Charlie Morton has walked eight in 13 2/3 innings and also been tagged for three home runs. There is little doubt Morton has the best pure stuff of anyone in the Pirates’ starting rotation. However, the walks and homers suggest that he hasn’t figured out what to do with that stuff.
The bases on balls bug has even bitten left-hander Zach Duke, normally a reliable strike thrower. He has walked six in 8 1/3 innings. Couple that with him going 3-8 with a 5.17 ERA in 14 starts in the second half of last season and it seems the Pirates should have sold high on Duke last summer and traded him after he was selected to the All-Star Game for the first time in his career.
Meanwhile, some Pirates’ hitters are putting up good numbers, none better than reserve outfielder Delwyn Young, who has five home runs in 33 at-bats. The Pirates couldn’t jump off the Young bandwagon fast enough at the end of last season, trading for Tampa Bay second baseman Aki Iwamura and his $4.85-million salary in 2010 before the World Series even ended.
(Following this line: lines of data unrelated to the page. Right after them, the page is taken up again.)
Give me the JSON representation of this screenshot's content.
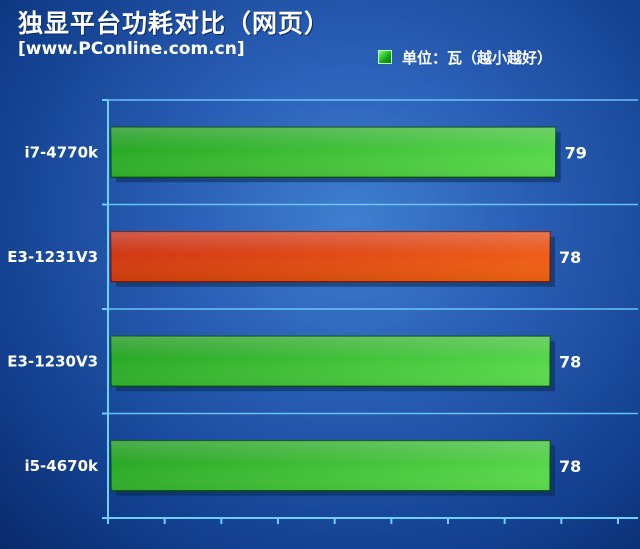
{
  "chart_data": {
    "type": "bar",
    "orientation": "horizontal",
    "title": "独显平台功耗对比（网页）",
    "subtitle": "[www.PConline.com.cn]",
    "legend": {
      "label": "单位：瓦（越小越好）",
      "placement": "top-right"
    },
    "categories": [
      "i7-4770k",
      "E3-1231V3",
      "E3-1230V3",
      "i5-4670k"
    ],
    "values": [
      79,
      78,
      78,
      78
    ],
    "value_labels": [
      "79",
      "78",
      "78",
      "78"
    ],
    "highlight_index": 1,
    "xlim": [
      0,
      90
    ],
    "grid": true,
    "colors": {
      "bar_light": "#66ee55",
      "bar_dark": "#0a8f0a",
      "highlight_light": "#ff6a10",
      "highlight_dark": "#c01c05",
      "value_text": "#ffffff",
      "axis": "#6fd0ff"
    }
  }
}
Granted, Young hit .219 in his final 53 games last season when he became the starting second baseman following the trade of Freddy Sanchez. What the Pirates did not take into account is that Young was exhausted at the end of the season after they had him work out at second base for at least a half-hour in the mid-afternoon before nearly every night game.
It seems the Pirates would have helped their offense more and saved money_ something owner Bob Nutting cherishes more than winning_ if they had just stayed with Young as their second baseman instead of sacrificing promising reliever Jesse Chavez in a trade.
One of the biggest questions surrounding the Pirates is whether right fielder Garrett Jones can become a reliable middle-of-the-order hitter or if his fine 2009 season was nothing more than a fluke by a 28-year-old rookie.
So far, Jones has had mixed results. He has showed power with three home runs and three doubles in 34 at-bats while driving in 11 runs. However, he has also struck 10 times, nearly one-third of his at-bats, while drawing only one walk.
Thus, the jury is still out on Jones.
Jeff Clement appears to be flopping badly in his attempt to become the starting first baseman as the left-handed hitter acquired from Seattle in a trade last July has a .143 batting average. However, that’s not necessarily the case.
The fact that Clement has as many walks as strikeouts_ five each_ suggests he is showing a good eye at the plate and isn’t overmatched. Thus, it’s way too early to write him off.
The Pirates have 12 more exhibition games left. Then, the statistics will start counting for real April 5 when the Pirates host the Los Angeles Dodgers at PNC Park in the season opener.